Узнал о поджоге республиканского совета по альпинизму, о пикетировании Эльбруса, где толпа требовала вообще запретить этот варварский, несправедливый и слишком травматичный вид спорта, который в своё время пренебрёг Дидухом. Неизвестно за что, но крепко досталось и спелеотуризму, к которому Борис никогда не принадлежал. В угрожающем положении находилась и школа, которая Борисову золотую медаль за успеваемость когда-то отдала кому-то другому.
А ещё он с ужасом осознал, что его жизнь превратилась в сплошное интервью. Не столько перед телекамерами, сколько перед самим собой – у него выработалась привычка задавать себе вопросы и каждый раз удивляться, находя на них ответ.
К своему отлёту он подготовил специальную речь – всё то, что он приберёг, зная, что его последние слова на Земле западут всем в душу: о том, что не следует ждать новейших знаний от каких-то пришельцев, что они ничего не стоят, полученные в готовом виде, что следует лучше обратиться к тем технарям, которые десятилетиями пробивают свои научные открытия, что также не следует надеяться на что-то хорошее от высокой, но заимствованной культуры, которую люди не завоевали собственноручно, и что неизвестно, куда такая, пусть и слишком высокая культура может человечество искривить, в каких-то нелюдских направлениях. Что следует, наверное, для всех, кто пытается сделать что-то новое – то ли в науке, то ли в культуре, – ввести банк идей, куда принимаются и регистрируются любые, хоть и самые абсурдные. Именно так будут проверять компетентность работников банка, потому что отвергнутые, а со временем – принятые, они будут наглядно отражать сдвиги в человеческом развитии, – главное, чтобы они все были зафиксированы, а не исчезали совсем навсегда.

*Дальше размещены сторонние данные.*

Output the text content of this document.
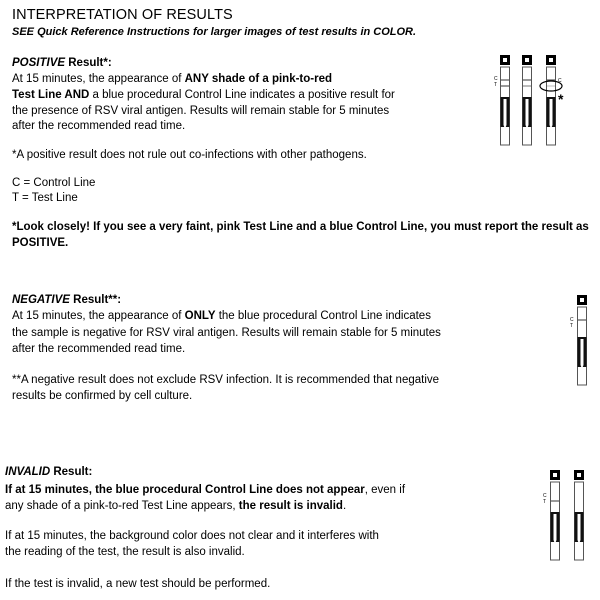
INTERPRETATION OF RESULTS
SEE Quick Reference Instructions for larger images of test results in COLOR.
POSITIVE Result*:
At 15 minutes, the appearance of ANY shade of a pink-to-red
Test Line AND a blue procedural Control Line indicates a positive result for
the presence of RSV viral antigen. Results will remain stable for 5 minutes
after the recommended read time.
*A positive result does not rule out co-infections with other pathogens.
C = Control Line
T = Test Line
*Look closely! If you see a very faint, pink Test Line and a blue Control Line, you must report the result as
POSITIVE.
NEGATIVE Result**:
At 15 minutes, the appearance of ONLY the blue procedural Control Line indicates
the sample is negative for RSV viral antigen. Results will remain stable for 5 minutes
after the recommended read time.
**A negative result does not exclude RSV infection. It is recommended that negative
results be confirmed by cell culture.
INVALID Result:
If at 15 minutes, the blue procedural Control Line does not appear, even if
any shade of a pink-to-red Test Line appears, the result is invalid.
If at 15 minutes, the background color does not clear and it interferes with
the reading of the test, the result is also invalid.
If the test is invalid, a new test should be performed.
C
T
C
*
C
T
C
T
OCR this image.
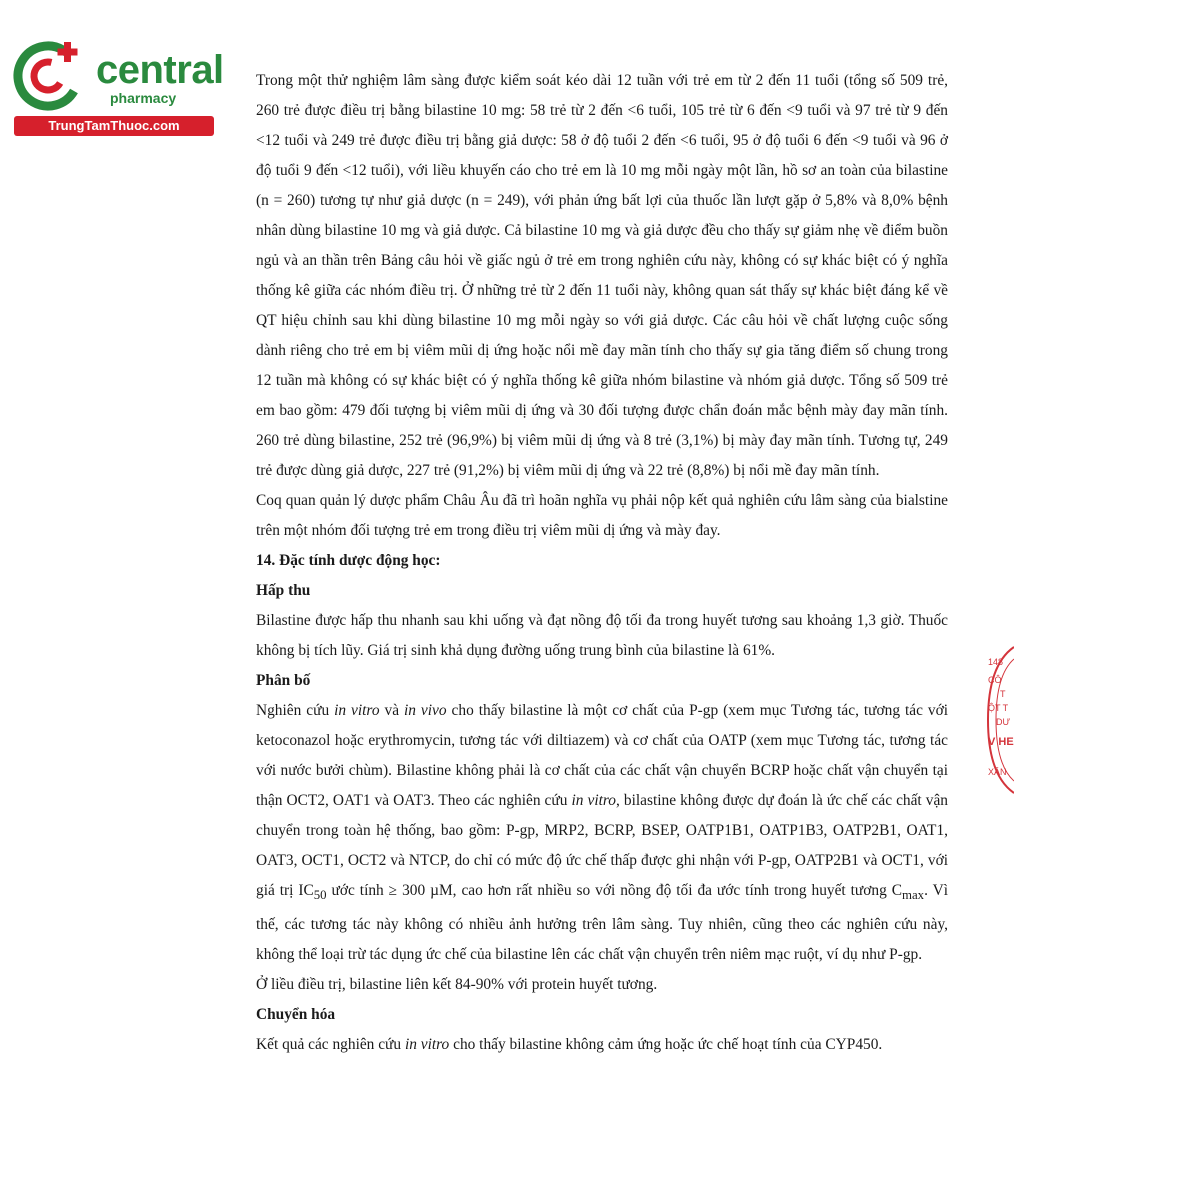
central
pharmacy
TrungTamThuoc.com

Trong một thử nghiệm lâm sàng được kiểm soát kéo dài 12 tuần với trẻ em từ 2 đến 11 tuổi (tổng số 509 trẻ, 260 trẻ được điều trị bằng bilastine 10 mg: 58 trẻ từ 2 đến <6 tuổi, 105 trẻ từ 6 đến <9 tuổi và 97 trẻ từ 9 đến <12 tuổi và 249 trẻ được điều trị bằng giả dược: 58 ở độ tuổi 2 đến <6 tuổi, 95 ở độ tuổi 6 đến <9 tuổi và 96 ở độ tuổi 9 đến <12 tuổi), với liều khuyến cáo cho trẻ em là 10 mg mỗi ngày một lần, hồ sơ an toàn của bilastine (n = 260) tương tự như giả dược (n = 249), với phản ứng bất lợi của thuốc lần lượt gặp ở 5,8% và 8,0% bệnh nhân dùng bilastine 10 mg và giả dược. Cả bilastine 10 mg và giả dược đều cho thấy sự giảm nhẹ về điểm buồn ngủ và an thần trên Bảng câu hỏi về giấc ngủ ở trẻ em trong nghiên cứu này, không có sự khác biệt có ý nghĩa thống kê giữa các nhóm điều trị. Ở những trẻ từ 2 đến 11 tuổi này, không quan sát thấy sự khác biệt đáng kể về QT hiệu chỉnh sau khi dùng bilastine 10 mg mỗi ngày so với giả dược. Các câu hỏi về chất lượng cuộc sống dành riêng cho trẻ em bị viêm mũi dị ứng hoặc nổi mề đay mãn tính cho thấy sự gia tăng điểm số chung trong 12 tuần mà không có sự khác biệt có ý nghĩa thống kê giữa nhóm bilastine và nhóm giả dược. Tổng số 509 trẻ em bao gồm: 479 đối tượng bị viêm mũi dị ứng và 30 đối tượng được chẩn đoán mắc bệnh mày đay mãn tính. 260 trẻ dùng bilastine, 252 trẻ (96,9%) bị viêm mũi dị ứng và 8 trẻ (3,1%) bị mày đay mãn tính. Tương tự, 249 trẻ được dùng giả dược, 227 trẻ (91,2%) bị viêm mũi dị ứng và 22 trẻ (8,8%) bị nổi mề đay mãn tính.

Coq quan quản lý dược phẩm Châu Âu đã trì hoãn nghĩa vụ phải nộp kết quả nghiên cứu lâm sàng của bialstine trên một nhóm đối tượng trẻ em trong điều trị viêm mũi dị ứng và mày đay.

14. Đặc tính dược động học:

Hấp thu

Bilastine được hấp thu nhanh sau khi uống và đạt nồng độ tối đa trong huyết tương sau khoảng 1,3 giờ. Thuốc không bị tích lũy. Giá trị sinh khả dụng đường uống trung bình của bilastine là 61%.

Phân bố

Nghiên cứu in vitro và in vivo cho thấy bilastine là một cơ chất của P-gp (xem mục Tương tác, tương tác với ketoconazol hoặc erythromycin, tương tác với diltiazem) và cơ chất của OATP (xem mục Tương tác, tương tác với nước bưởi chùm). Bilastine không phải là cơ chất của các chất vận chuyển BCRP hoặc chất vận chuyển tại thận OCT2, OAT1 và OAT3. Theo các nghiên cứu in vitro, bilastine không được dự đoán là ức chế các chất vận chuyển trong toàn hệ thống, bao gồm: P-gp, MRP2, BCRP, BSEP, OATP1B1, OATP1B3, OATP2B1, OAT1, OAT3, OCT1, OCT2 và NTCP, do chỉ có mức độ ức chế thấp được ghi nhận với P-gp, OATP2B1 và OCT1, với giá trị $IC_{50}$ ước tính ≥ 300 µM, cao hơn rất nhiều so với nồng độ tối đa ước tính trong huyết tương $C_{max}$. Vì thế, các tương tác này không có nhiều ảnh hưởng trên lâm sàng. Tuy nhiên, cũng theo các nghiên cứu này, không thể loại trừ tác dụng ức chế của bilastine lên các chất vận chuyển trên niêm mạc ruột, ví dụ như P-gp.

Ở liều điều trị, bilastine liên kết 84-90% với protein huyết tương.

Chuyển hóa

Kết quả các nghiên cứu in vitro cho thấy bilastine không cảm ứng hoặc ức chế hoạt tính của CYP450.

148
CÔ
T
ỘT T
DƯ
V HE
XÂN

Когда он прощался с семьёй, то не услышал шума за окном. Поцеловавшись с младшенькой, шагнул за дверь и обомлел: ломая ооновские заграждения, к его дому двигалась толпа. Тихо, безнадёжно сопротивлялись военные, оттеснённые потоком толпы в сторону.
Борис заморгал глазами на такое дело. А те наконец, набившись полным-полно во двор, повынимали транспарантики:
«Не пустим!» «Борис, не уезжай!» «Будь здесь, Боря!»
Миллионная толпа за домами скандировала те же лозунги, так что стёкла дрожали. Этот звон и подсказал Борису, во что превратится только что отреставрированный Подол, если он решится-таки протолкнуться к автотрассе. Поэтому он как можно увереннее поднял руку, стараясь успокоить толпу. Гвалт постепенно улёгся, и Борис наконец смог сказать:
– Пришельцы должны стать отпришельцами!
Колесо в небе качнуло спицами, начало медленно вращаться и двинулось в космическую бездну.